I am only judging the ones I was offered to send in teams but always refused. They appeared to be a rip off and and let's call it as it is: shit show.

I don't think that a hackathon solves anything worthwhile. If it would, why not make everything a hackathon? Why don't declare the exception the rule?

Good stuff takes effort and time. Crunch mode or death march as I used to call it because with their pale faces after three weeks without any free time, was generally something I despised and prevented in the first place.

I build the only successful Web Application in Financial Systems in a global bank and I knew we need to think smarter with all the responsibility and accountability. So we always sharpened our axe first.

I let my best devs work as much and long as they wanted because if you are in the zone, you exploit it.
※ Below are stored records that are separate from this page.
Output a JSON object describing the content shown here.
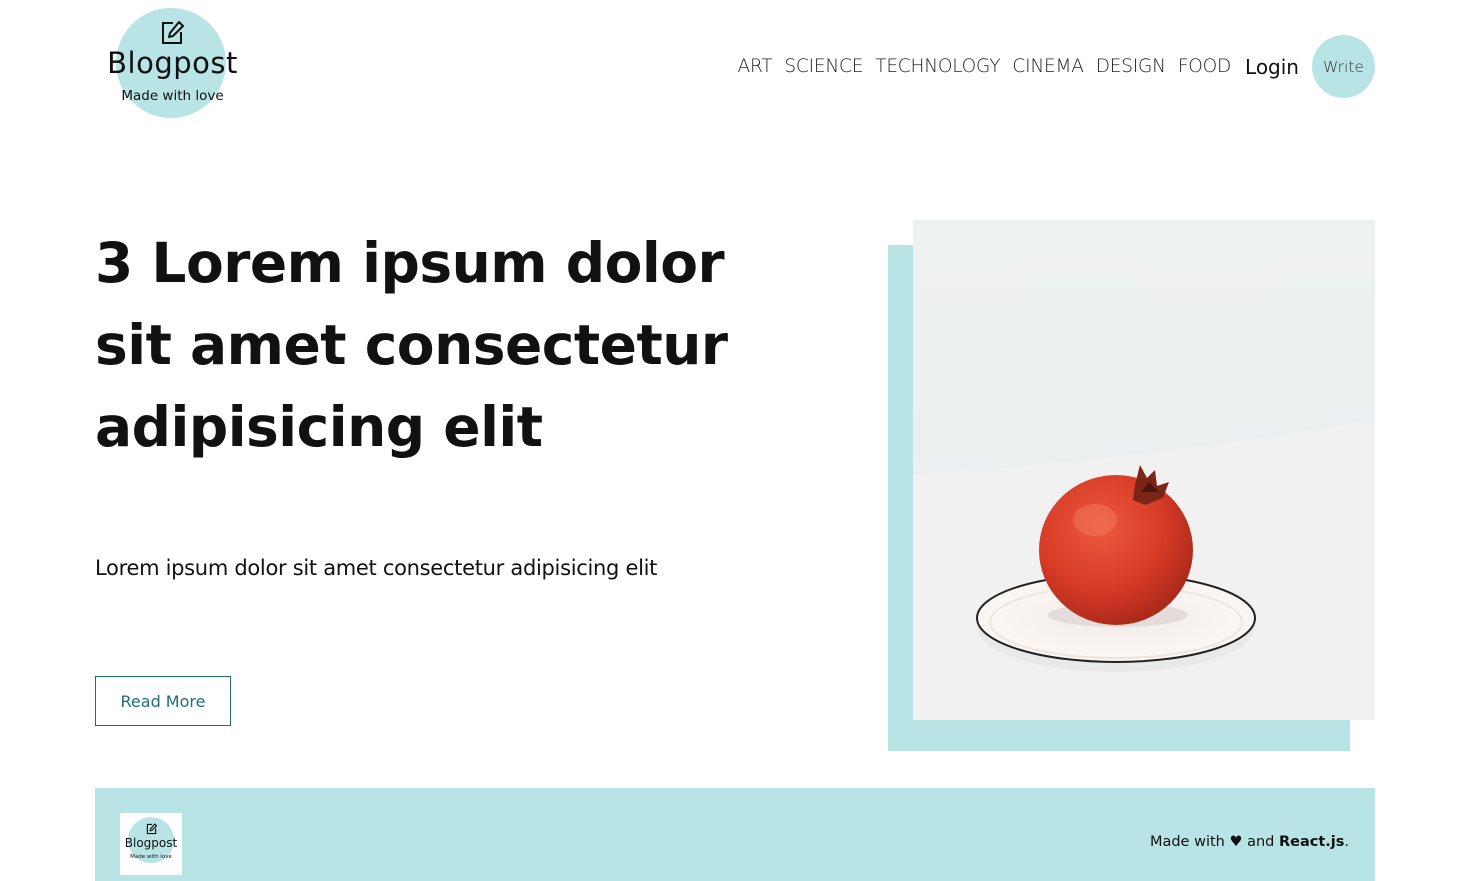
{
  "logo": {
    "title": "Blogpost",
    "subtitle": "Made with love",
    "icon": "edit-icon"
  },
  "nav": {
    "links": [
      "ART",
      "SCIENCE",
      "TECHNOLOGY",
      "CINEMA",
      "DESIGN",
      "FOOD"
    ],
    "login": "Login",
    "write": "Write"
  },
  "hero": {
    "title": "3 Lorem ipsum dolor sit amet consectetur adipisicing elit",
    "description": "Lorem ipsum dolor sit amet consectetur adipisicing elit",
    "button": "Read More",
    "image": "pomegranate-on-plate"
  },
  "footer": {
    "logo_title": "Blogpost",
    "logo_subtitle": "Made with love",
    "text_prefix": "Made with",
    "heart": "♥",
    "text_and": "and",
    "text_brand": "React.js",
    "text_suffix": "."
  },
  "colors": {
    "accent": "#b9e4e6",
    "button_border": "#1f6f75"
  }
}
And yes, quite many freely worked at home on weekends as well, but I pushed them hard to not put this into the normal work stream in order to prevent any fake improvements that come to hurt them.

I gave them the promise to any free time they wanted and when they wanted given that they take care of their absence beforehand. I was never disappointed and people work differently. One guy worked month on no end, and suddenly hit me 9 pm "Boss, I need a break, give me two weeks starting tomorrow." Always granted without any hesitation.

Sprints? 80%, not 120% masked as "challenge". No dev gets bored. They need the feeling of being free to do their craft.

It worked best.

That's why I never personally as well as with any of my teams took part ever in a hackathon.